Social VR with Hulu Takes A Major Step Forward

Readers of Digital Bodies will know that we see Social VR as critical to the future of Virtual Reality. Immersive experiences are compelling but there’s nothing so powerful as connecting with others. For VR to take off in Education and other areas, we need more than a VR headset as a modern variant of the Skinner Box. We want to engage with others in our virtual environments.

We’ve highlighted the major projects already underway. AltSpaceVR has staged cutting-edge events with performers such as Reggie Watts in its Front Row app. vTime takes a less ambitious approach but offers an incredibly fun and easy to use platform.

And on Wednesday, Hulu VR released its own take on social VR with an update for Oculus and its app for Samsung Gear VR. Hulu is leveraging Facebook’s research on social VR over the past year and it shows. It’s a well executed platform that puts you in a virtual environment with your friends.

Hulu’s Social VR

The Hulu VR app
The Hulu VR app

Here’s the details from TechCrunch:

Today, Hulu is updating its Gear VR and Rift apps to support Oculus’ latest social features.
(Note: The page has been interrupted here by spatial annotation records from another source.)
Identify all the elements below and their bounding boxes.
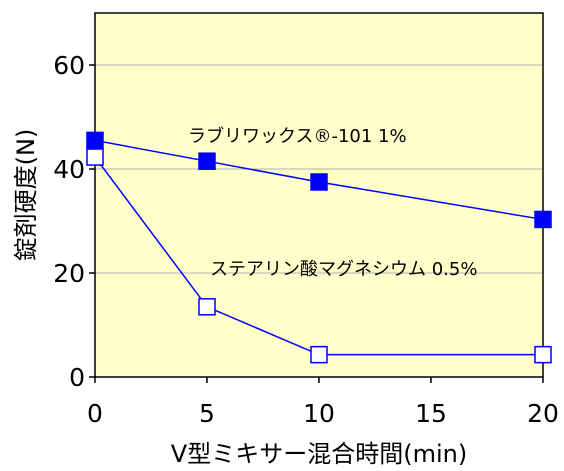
- data-point-filled: [198, 152, 216, 170]
- series-annotation: ラブリワックス®-101 1%: [188, 125, 407, 147]
- y-tick-label: 40: [53, 155, 85, 184]
- gridlines: [95, 64, 543, 274]
- data-point-open: [86, 148, 104, 166]
- x-tick-label: 10: [303, 399, 335, 428]
- annotations: ラブリワックス®-101 1% ステアリン酸マグネシウム 0.5%: [188, 125, 477, 280]
- data-point-open: [534, 345, 552, 364]
- x-tick-label: 15: [415, 399, 447, 428]
- y-axis-label: 錠剤硬度(N): [12, 129, 40, 262]
- x-axis-label: V型ミキサー混合時間(min): [171, 440, 467, 468]
- y-tick-label: 20: [53, 259, 85, 288]
- data-point-filled: [534, 210, 552, 229]
- series-line: [94, 139, 544, 221]
- x-tick-label: 0: [87, 399, 103, 428]
- y-axis-ticks: 0 20 40 60: [53, 51, 95, 392]
- series-2: [86, 148, 552, 364]
- x-tick-label: 5: [199, 399, 215, 428]
- plot-area: [95, 13, 543, 377]
- data-point-open: [310, 345, 328, 364]
- y-tick-label: 0: [69, 363, 85, 392]
- data-point-filled: [310, 173, 328, 191]
- data-point-open: [198, 298, 216, 316]
- y-tick-label: 60: [53, 51, 85, 80]
- data-point-filled: [86, 131, 104, 150]
- x-axis-ticks: 0 5 10 15 20: [87, 377, 559, 428]
- x-tick-label: 20: [527, 399, 559, 428]
- series-line: [94, 156, 543, 356]
- series-annotation: ステアリン酸マグネシウム 0.5%: [210, 259, 477, 280]
- series-1: [86, 131, 552, 229]
- data-series: [86, 131, 552, 364]
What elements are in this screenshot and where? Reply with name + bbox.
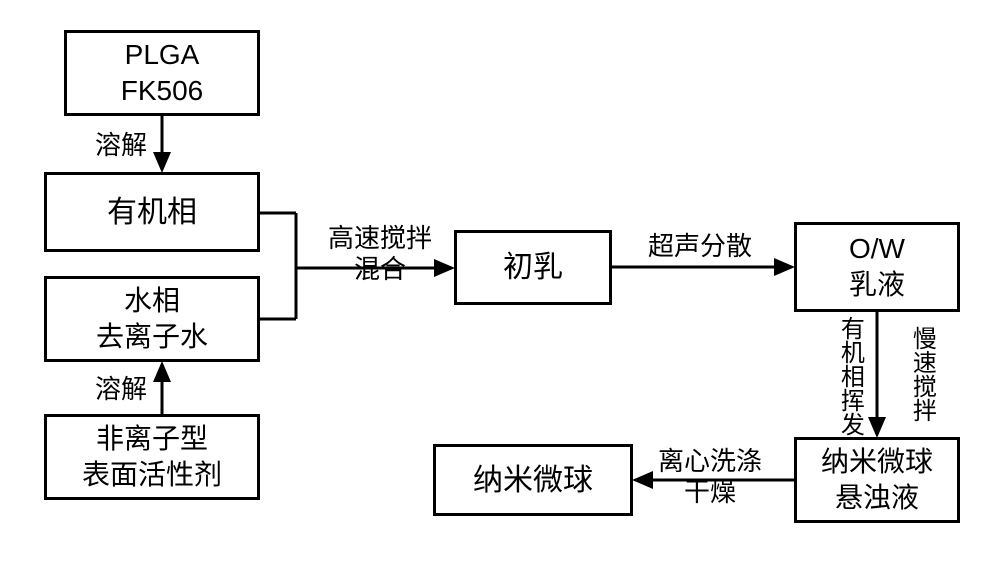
label-evaporate: 有机相挥发 [836,316,862,436]
label-slow-stir: 慢速搅拌 [908,326,934,422]
node-text: 有机相 [107,193,197,232]
node-text: 乳液 [849,267,905,303]
node-text: PLGA [125,37,200,73]
node-suspension: 纳米微球 悬浊液 [794,437,960,523]
node-text: 去离子水 [96,319,208,355]
label-text: 高速搅拌 [328,223,432,254]
label-dissolve2: 溶解 [95,374,147,405]
label-text: 混合 [328,254,432,285]
node-text: 表面活性剂 [82,457,222,493]
node-plga: PLGA FK506 [64,30,260,116]
label-text: 离心洗涤 [658,446,762,477]
node-text: 非离子型 [96,421,208,457]
node-text: 初乳 [503,248,563,287]
node-text: 纳米微球 [473,461,593,500]
node-text: 水相 [124,283,180,319]
label-mix: 高速搅拌 混合 [328,223,432,285]
label-ultrasonic: 超声分散 [648,231,752,262]
label-dissolve1: 溶解 [95,130,147,161]
node-text: 纳米微球 [821,444,933,480]
node-aqueous-phase: 水相 去离子水 [44,276,260,362]
node-ow-emulsion: O/W 乳液 [794,222,960,312]
label-text: 干燥 [658,477,762,508]
node-text: 悬浊液 [835,480,919,516]
node-colostrum: 初乳 [454,230,612,305]
node-microspheres: 纳米微球 [433,444,633,516]
node-surfactant: 非离子型 表面活性剂 [44,414,260,500]
node-organic-phase: 有机相 [44,172,260,252]
node-text: FK506 [121,73,204,109]
node-text: O/W [849,231,905,267]
label-centrifuge: 离心洗涤 干燥 [658,446,762,508]
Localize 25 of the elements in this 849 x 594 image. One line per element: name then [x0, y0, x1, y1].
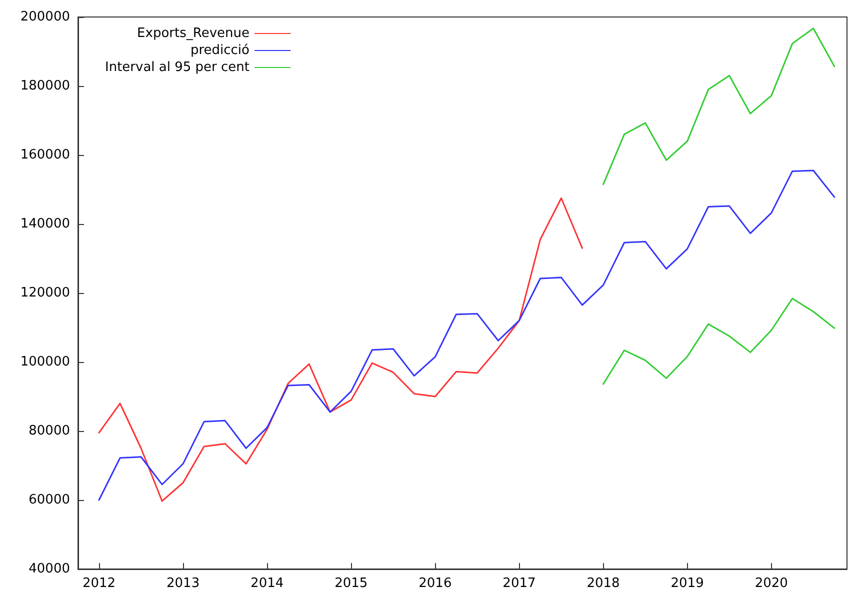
line-series	[602, 298, 836, 385]
y-tick-label: 100000	[20, 354, 70, 370]
x-tick-label: 2012	[82, 576, 116, 591]
legend-label: Exports_Revenue	[137, 26, 250, 41]
x-tick-label: 2020	[754, 576, 788, 591]
legend-label: predicció	[190, 43, 250, 58]
y-tick-label: 40000	[28, 562, 70, 576]
y-tick-label: 160000	[20, 148, 70, 162]
x-tick-label: 2018	[586, 576, 620, 591]
y-tick-label: 80000	[28, 424, 70, 438]
y-tick-label: 140000	[20, 216, 70, 232]
y-tick-label: 120000	[20, 286, 70, 300]
line-series	[98, 170, 836, 501]
x-tick-label: 2017	[502, 576, 536, 591]
line-series	[98, 197, 584, 502]
legend-label: Interval al 95 per cent	[104, 60, 250, 75]
x-tick-label: 2015	[334, 576, 368, 591]
x-tick-label: 2014	[250, 576, 284, 591]
y-tick-label: 60000	[28, 492, 70, 508]
x-tick-label: 2019	[670, 576, 704, 591]
line-series	[602, 28, 836, 186]
y-tick-label: 200000	[20, 10, 70, 24]
x-tick-label: 2013	[166, 576, 200, 591]
x-tick-label: 2016	[418, 576, 452, 591]
y-tick-label: 180000	[20, 78, 70, 94]
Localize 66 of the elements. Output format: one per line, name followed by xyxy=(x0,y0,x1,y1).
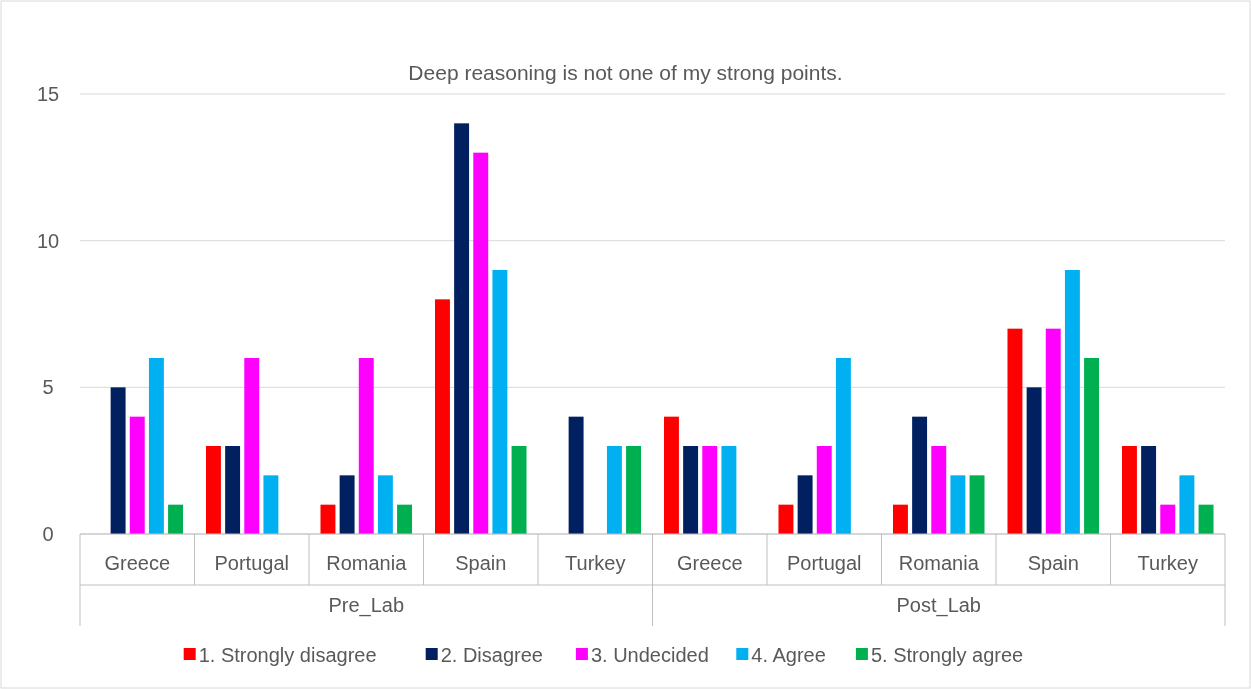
bar xyxy=(1160,504,1176,534)
text: Pre_Lab xyxy=(328,594,405,617)
bar xyxy=(339,475,355,534)
legend-label: 4. Agree xyxy=(751,644,826,666)
bar xyxy=(663,416,679,534)
bar xyxy=(148,358,164,534)
bar xyxy=(931,446,947,534)
x-tick-label: Greece xyxy=(104,552,171,574)
legend-label: 5. Strongly agree xyxy=(870,644,1024,666)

On Gear VR, users will soon be able to check out the Oculus Avatar and Rooms features, allowing everyone to watch Hulu’s 360-degree content together while paid subscribers will also be able to hang out in a virtual room and watch 2D content on the big screen.

Meanwhile, on the Rift, the app has enabled support for the Oculus Touch controllers so users can manually fidget around with the virtual environments while waiting for commercials to end.

The hands for the avatars are not all that effective yet – not up to what Facebook demoed with its VR experiments at OC3 last fall. And with the Samsung Gear VR app, there’s still no hand controller. But that will come in the near future.

The most interesting element is the support for virtual rooms for paid subscribers. It’s similar to the Front Row feature in AltSpaceVR but with more of a focus on the social engagement opportunities. This is Facebook after all, so you wouldn’t expect anything less. But the social dimension is what’s needed for VR to become widespread in educational settings. It won’t be long before we laugh at the Herculean efforts we currently go through to foster presence in online courses.

Presence? Why I’m sitting right next to you in a virtual space. Why was this ever a problem?

First steps

Virtual Apartment in Oculus Rooms
The virtual apartment where you first land in Oculus Rooms.

Hulu’s VR upgrade will put pressure on Netflix and other platforms. And completely missing in this space is Sony’s PSVR and Google’s Daydream. Neither one seems to have a social strategy when it comes to immersive experiences. And that’s too bad as PSVR is the largest selling headset and Daydream has its amazing hand controller. They’ll come around shortly – by the end of this year we predict.

For all the fascination of seeing the avatars of others in virtual environments, this is only the beginning. Right now, social VR seems a bit like the lost civilizations of our early dial-up Bulletin Board Systems (BBS). All the rage in the 80’s and 90’s, they were swamped by the arrival of a media-rich Web. In the near future, VR becomes deeply social. When that happens, the solitary VR experience will only be a small part of our ubiquitously virtual lives.

And that’s a game changer all around.